Complementary and Alternative Health Practices
In the 2000s, we also conducted a study to understand the mental health benefits of complementary and alternative medicine (CAM) given the growing interest in the approach among individuals with serious mental illnesses. We conducted a mail survey to explore the specific benefits attributed to CAM by a national sample of 255 individuals with a serious mental illness who experienced CAM as having a positive impact on their mental health. Results revealed a wide spectrum of benefits that encompassed all major areas of human functioning, including physical, emotional, cognitive, self, social, spiritual, and overall functioning, and addressed both the improvement of psychiatric symptoms and to promote better day-to-day functioning. Study findings provided valuable information to guide both everyday clinical practice and future research on the efficacy of CAM for individuals with psychiatric conditions. More information about this study can be found here.
Health Promotion Classes in Recovery Education Program
Over the years the Center has continued to develop classes geared toward health promotion, some of which have become regular offerings in our Recovery Education Program. These include supported physical activity such as exercising at the BU gym and walking groups, mindful eating, yoga and Qigong to name a few. You can check out the offerings each semester.
The mindful eating program offered in the Recovery Education Center combines nutritional education and mindfulness strategies to overcome the effects of medication, negative moods, stress and anxiety on eating behaviors. The program has shown promise in helping participants eat with greater awareness and overcome emotional eating. We are working to enhance this program based on participant feedback and studying it further to evaluate effects on health outcomes.
Watch this section for updates on research on mindful eating.

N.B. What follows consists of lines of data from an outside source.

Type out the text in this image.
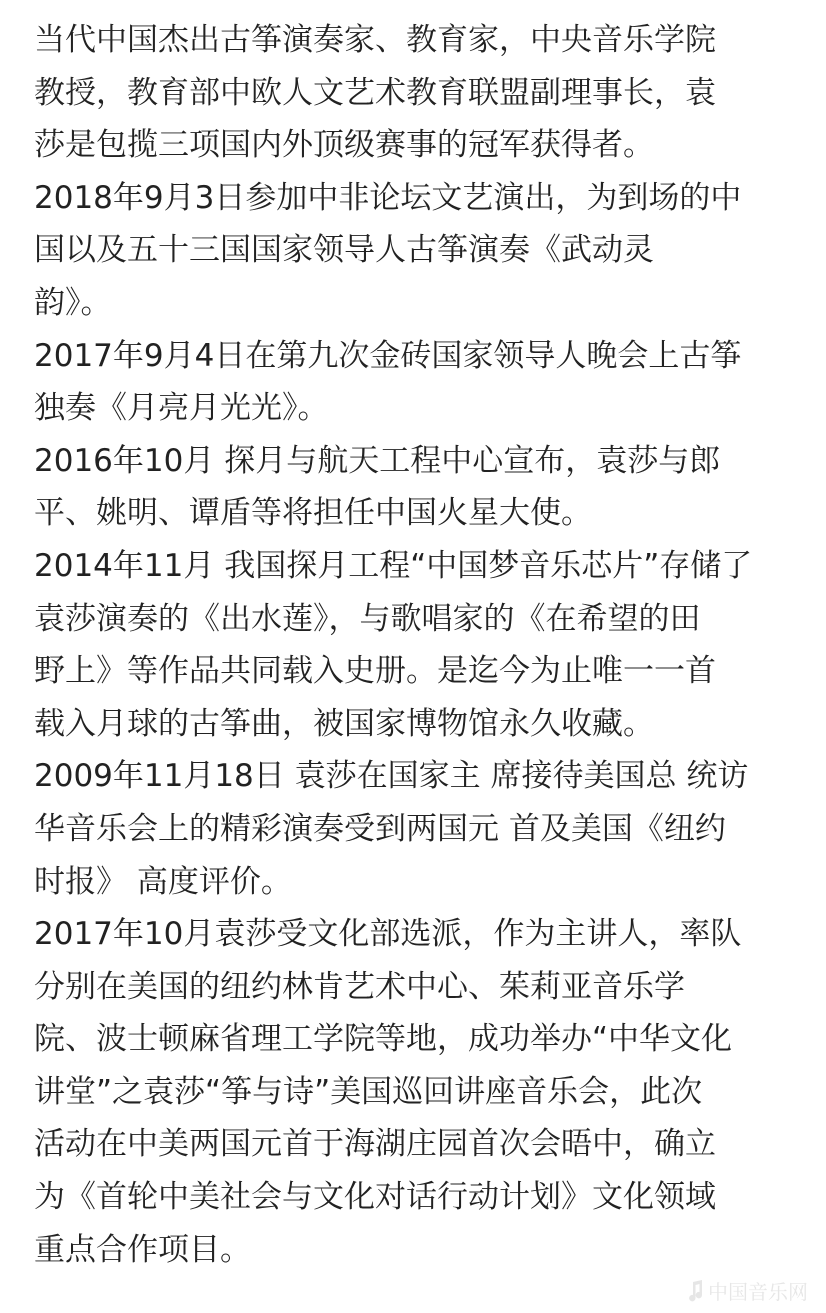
当代中国杰出古筝演奏家、教育家，中央音乐学院
教授，教育部中欧人文艺术教育联盟副理事长，袁
莎是包揽三项国内外顶级赛事的冠军获得者。
2018年9月3日参加中非论坛文艺演出，为到场的中
国以及五十三国国家领导人古筝演奏《武动灵
韵》。
2017年9月4日在第九次金砖国家领导人晚会上古筝
独奏《月亮月光光》。
2016年10月 探月与航天工程中心宣布，袁莎与郎
平、姚明、谭盾等将担任中国火星大使。
2014年11月 我国探月工程“中国梦音乐芯片”存储了
袁莎演奏的《出水莲》，与歌唱家的《在希望的田
野上》等作品共同载入史册。是迄今为止唯一一首
载入月球的古筝曲，被国家博物馆永久收藏。
2009年11月18日 袁莎在国家主 席接待美国总 统访
华音乐会上的精彩演奏受到两国元 首及美国《纽约
时报》 高度评价。
2017年10月袁莎受文化部选派，作为主讲人，率队
分别在美国的纽约林肯艺术中心、茱莉亚音乐学
院、波士顿麻省理工学院等地，成功举办“中华文化
讲堂”之袁莎“筝与诗”美国巡回讲座音乐会，此次
活动在中美两国元首于海湖庄园首次会晤中，确立
为《首轮中美社会与文化对话行动计划》文化领域
重点合作项目。
中国音乐网
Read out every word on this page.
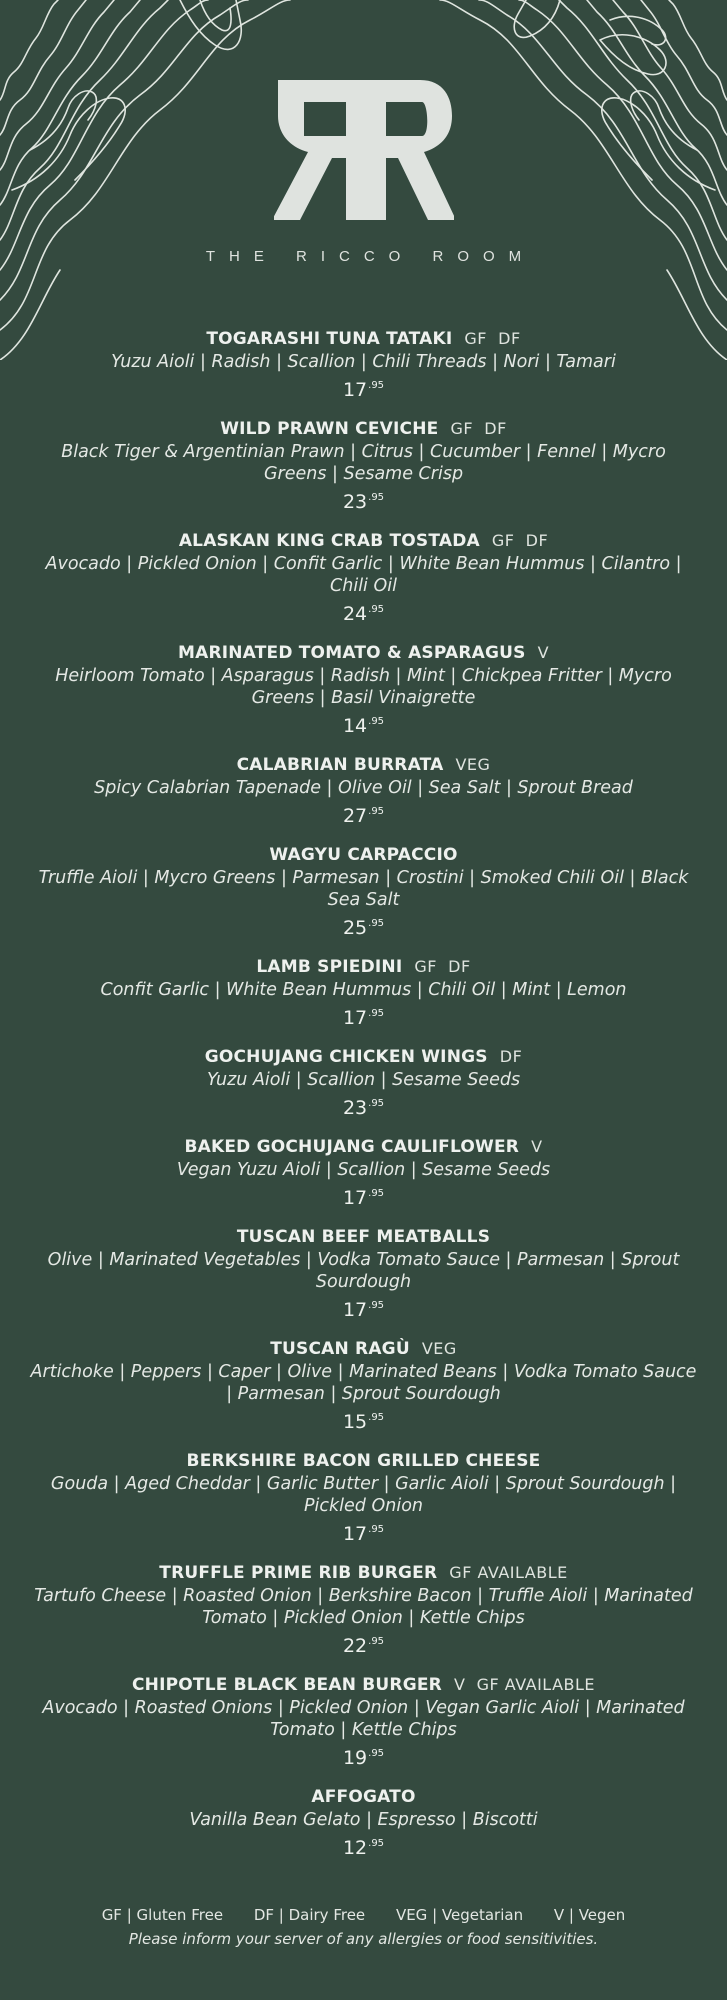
THE RICCO ROOM
TOGARASHI TUNA TATAKI GF  DF
Yuzu Aioli | Radish | Scallion | Chili Threads | Nori | Tamari
$17^{.95}$
WILD PRAWN CEVICHE GF  DF
Black Tiger & Argentinian Prawn | Citrus | Cucumber | Fennel | Mycro Greens | Sesame Crisp
$23^{.95}$
ALASKAN KING CRAB TOSTADA GF  DF
Avocado | Pickled Onion | Confit Garlic | White Bean Hummus | Cilantro | Chili Oil
$24^{.95}$
MARINATED TOMATO & ASPARAGUS V
Heirloom Tomato | Asparagus | Radish | Mint | Chickpea Fritter | Mycro Greens | Basil Vinaigrette
$14^{.95}$
CALABRIAN BURRATA VEG
Spicy Calabrian Tapenade | Olive Oil | Sea Salt | Sprout Bread
$27^{.95}$
WAGYU CARPACCIO
Truffle Aioli | Mycro Greens | Parmesan | Crostini | Smoked Chili Oil | Black Sea Salt
$25^{.95}$
LAMB SPIEDINI GF  DF
Confit Garlic | White Bean Hummus | Chili Oil | Mint | Lemon
$17^{.95}$
GOCHUJANG CHICKEN WINGS DF
Yuzu Aioli | Scallion | Sesame Seeds
$23^{.95}$
BAKED GOCHUJANG CAULIFLOWER V
Vegan Yuzu Aioli | Scallion | Sesame Seeds
$17^{.95}$
TUSCAN BEEF MEATBALLS
Olive | Marinated Vegetables | Vodka Tomato Sauce | Parmesan | Sprout Sourdough
$17^{.95}$
TUSCAN RAGÙ VEG
Artichoke | Peppers | Caper | Olive | Marinated Beans | Vodka Tomato Sauce | Parmesan | Sprout Sourdough
$15^{.95}$
BERKSHIRE BACON GRILLED CHEESE
Gouda | Aged Cheddar | Garlic Butter | Garlic Aioli | Sprout Sourdough | Pickled Onion
$17^{.95}$
TRUFFLE PRIME RIB BURGER GF AVAILABLE
Tartufo Cheese | Roasted Onion | Berkshire Bacon | Truffle Aioli | Marinated Tomato | Pickled Onion | Kettle Chips
$22^{.95}$
CHIPOTLE BLACK BEAN BURGER V  GF AVAILABLE
Avocado | Roasted Onions | Pickled Onion | Vegan Garlic Aioli | Marinated Tomato | Kettle Chips
$19^{.95}$
AFFOGATO
Vanilla Bean Gelato | Espresso | Biscotti
$12^{.95}$
GF | Gluten Free DF | Dairy Free VEG | Vegetarian V | Vegen
Please inform your server of any allergies or food sensitivities.
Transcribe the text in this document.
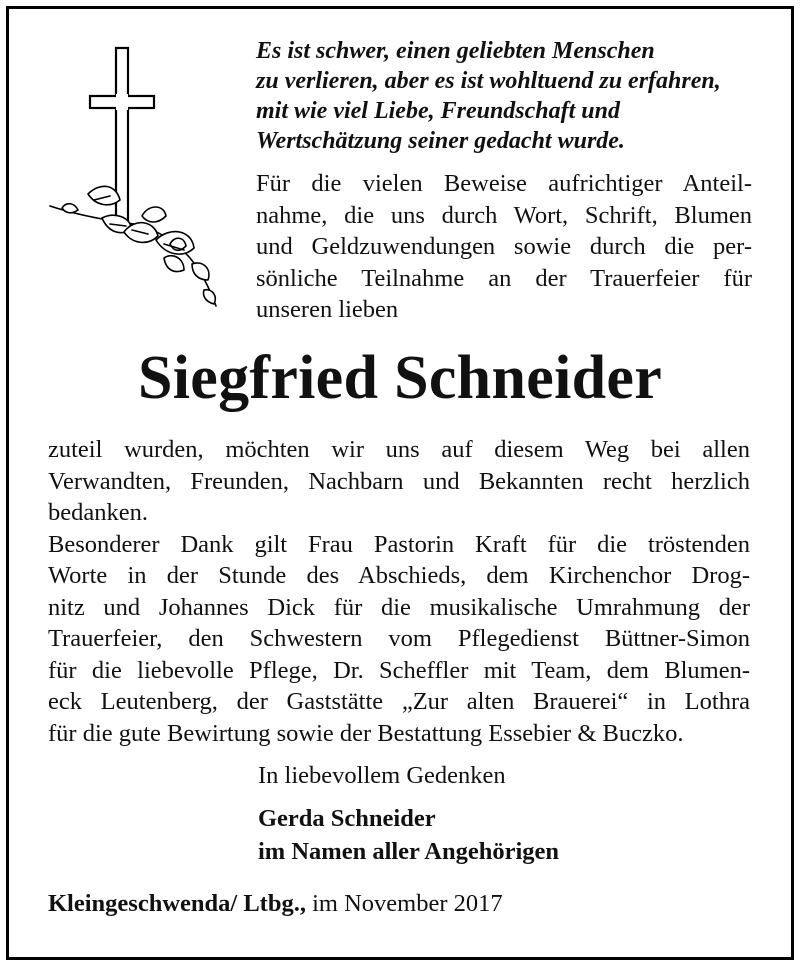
Es ist schwer, einen geliebten Menschen
zu verlieren, aber es ist wohltuend zu erfahren,
mit wie viel Liebe, Freundschaft und
Wertschätzung seiner gedacht wurde.
Für die vielen Beweise aufrichtiger Anteil-
nahme, die uns durch Wort, Schrift, Blumen
und Geldzuwendungen sowie durch die per-
sönliche Teilnahme an der Trauerfeier für
unseren lieben
Siegfried Schneider
zuteil wurden, möchten wir uns auf diesem Weg bei allen
Verwandten, Freunden, Nachbarn und Bekannten recht herzlich
bedanken.
Besonderer Dank gilt Frau Pastorin Kraft für die tröstenden
Worte in der Stunde des Abschieds, dem Kirchenchor Drog-
nitz und Johannes Dick für die musikalische Umrahmung der
Trauerfeier, den Schwestern vom Pflegedienst Büttner-Simon
für die liebevolle Pflege, Dr. Scheffler mit Team, dem Blumen-
eck Leutenberg, der Gaststätte „Zur alten Brauerei“ in Lothra
für die gute Bewirtung sowie der Bestattung Essebier & Buczko.
In liebevollem Gedenken
Gerda Schneider
im Namen aller Angehörigen
Kleingeschwenda/ Ltbg., im November 2017
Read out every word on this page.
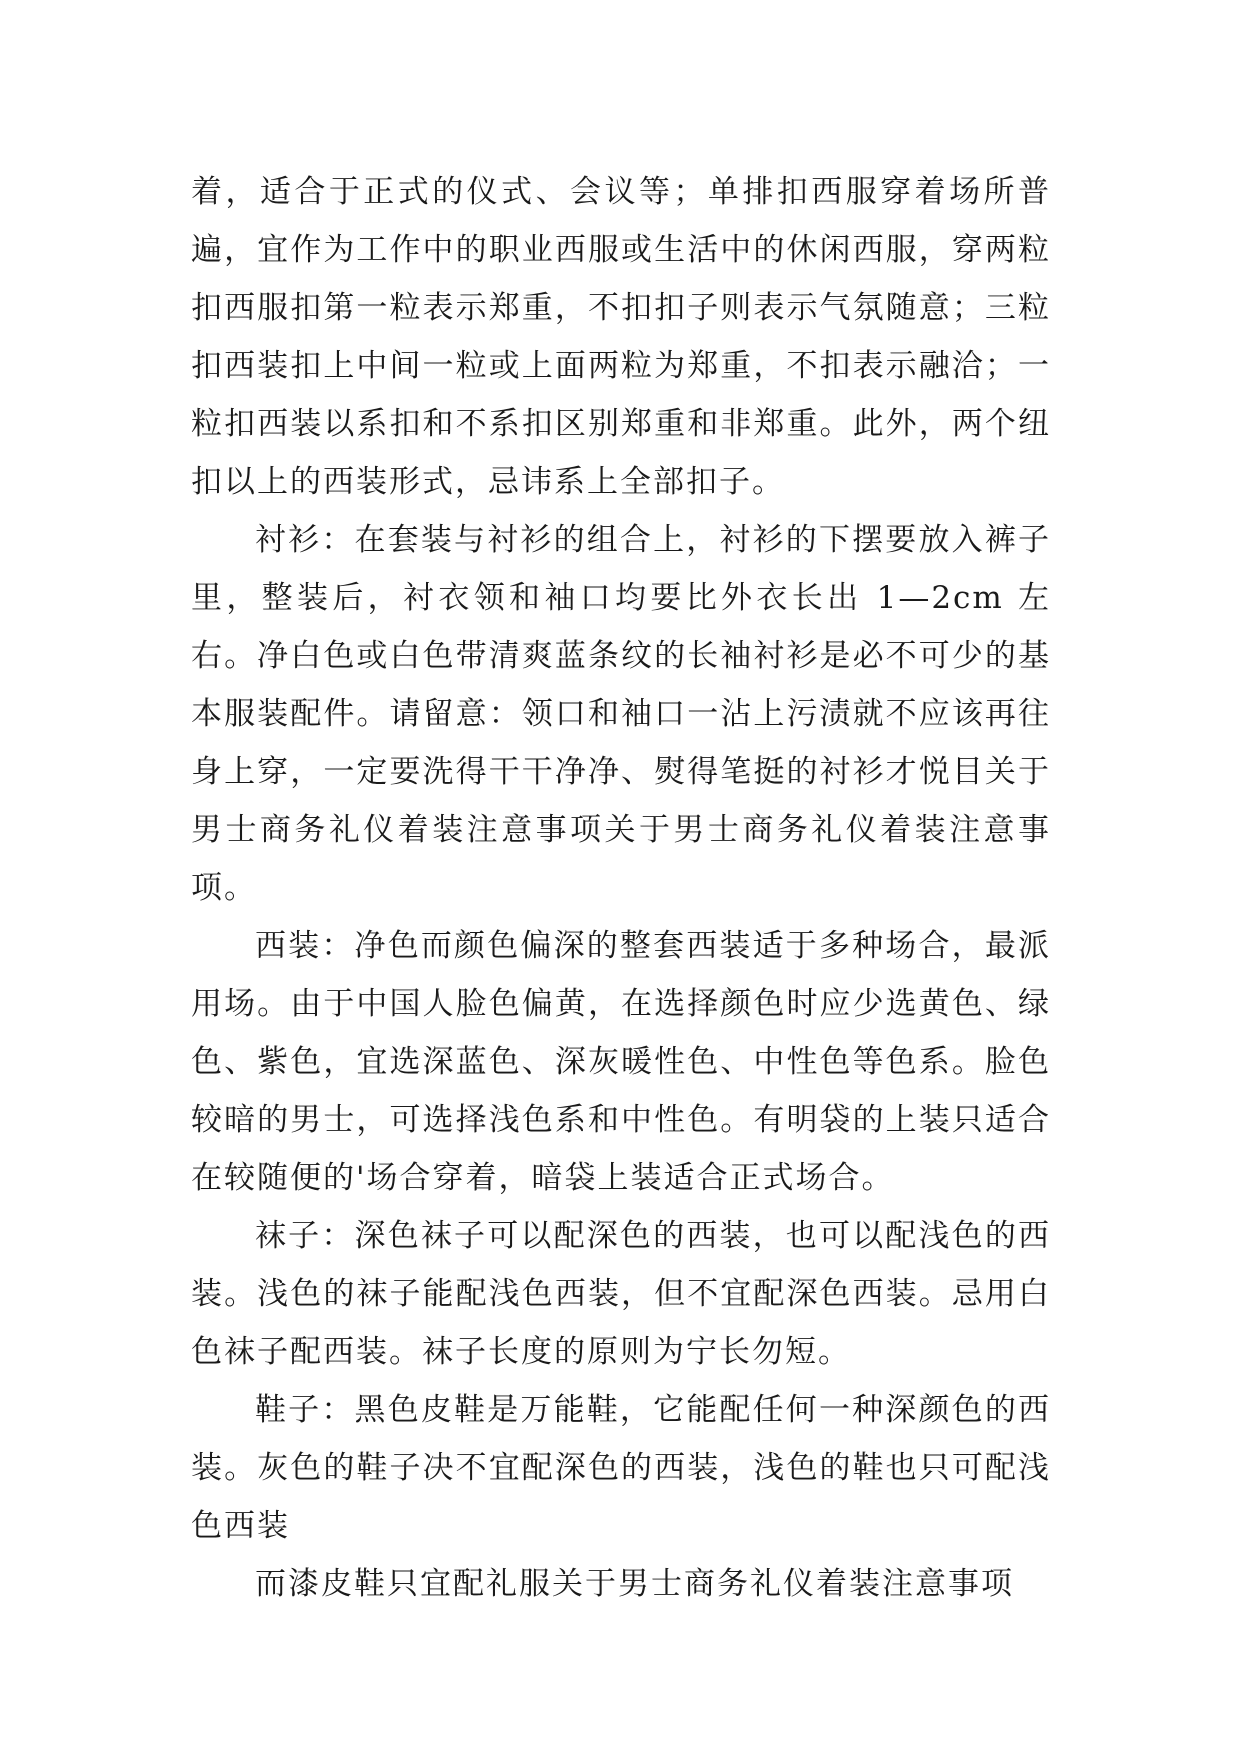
着，适合于正式的仪式、会议等；单排扣西服穿着场所普遍，宜作为工作中的职业西服或生活中的休闲西服，穿两粒扣西服扣第一粒表示郑重，不扣扣子则表示气氛随意；三粒扣西装扣上中间一粒或上面两粒为郑重，不扣表示融洽；一粒扣西装以系扣和不系扣区别郑重和非郑重。此外，两个纽扣以上的西装形式，忌讳系上全部扣子。

衬衫：在套装与衬衫的组合上，衬衫的下摆要放入裤子里，整装后，衬衣领和袖口均要比外衣长出 1—2cm 左右。净白色或白色带清爽蓝条纹的长袖衬衫是必不可少的基本服装配件。请留意：领口和袖口一沾上污渍就不应该再往身上穿，一定要洗得干干净净、熨得笔挺的衬衫才悦目关于男士商务礼仪着装注意事项关于男士商务礼仪着装注意事项。

西装：净色而颜色偏深的整套西装适于多种场合，最派用场。由于中国人脸色偏黄，在选择颜色时应少选黄色、绿色、紫色，宜选深蓝色、深灰暖性色、中性色等色系。脸色较暗的男士，可选择浅色系和中性色。有明袋的上装只适合在较随便的'场合穿着，暗袋上装适合正式场合。

袜子：深色袜子可以配深色的西装，也可以配浅色的西装。浅色的袜子能配浅色西装，但不宜配深色西装。忌用白色袜子配西装。袜子长度的原则为宁长勿短。

鞋子：黑色皮鞋是万能鞋，它能配任何一种深颜色的西装。灰色的鞋子决不宜配深色的西装，浅色的鞋也只可配浅色西装

而漆皮鞋只宜配礼服关于男士商务礼仪着装注意事项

In summary, the Center and the mental health field, in general, consider the physical health status and well-being of individuals experiencing psychiatric conditions to be critically important for overall recovery. We will continue to address these issues in a variety of ways. Other national and international organizations and advocates are doing the same. The National Association of State Mental Health Program Directors (NASMHPD) considers physical health to be a critical part of their mission. The National Institute for Mental Health (NIMH) addresses issues of mental health and physical co-morbidities, the World Health Organization (WHO; https://www.who.int/mental_health/evidence/guidelines_physical_health_and_severe_mental_disorders/en/) has examined the global burden of physical health, the National Institute on Disability, Independent Living and Rehabilitation Research (NIDILRR) and the National Alliance for the Mentally Ill (NAMI) have addressed these issues as well.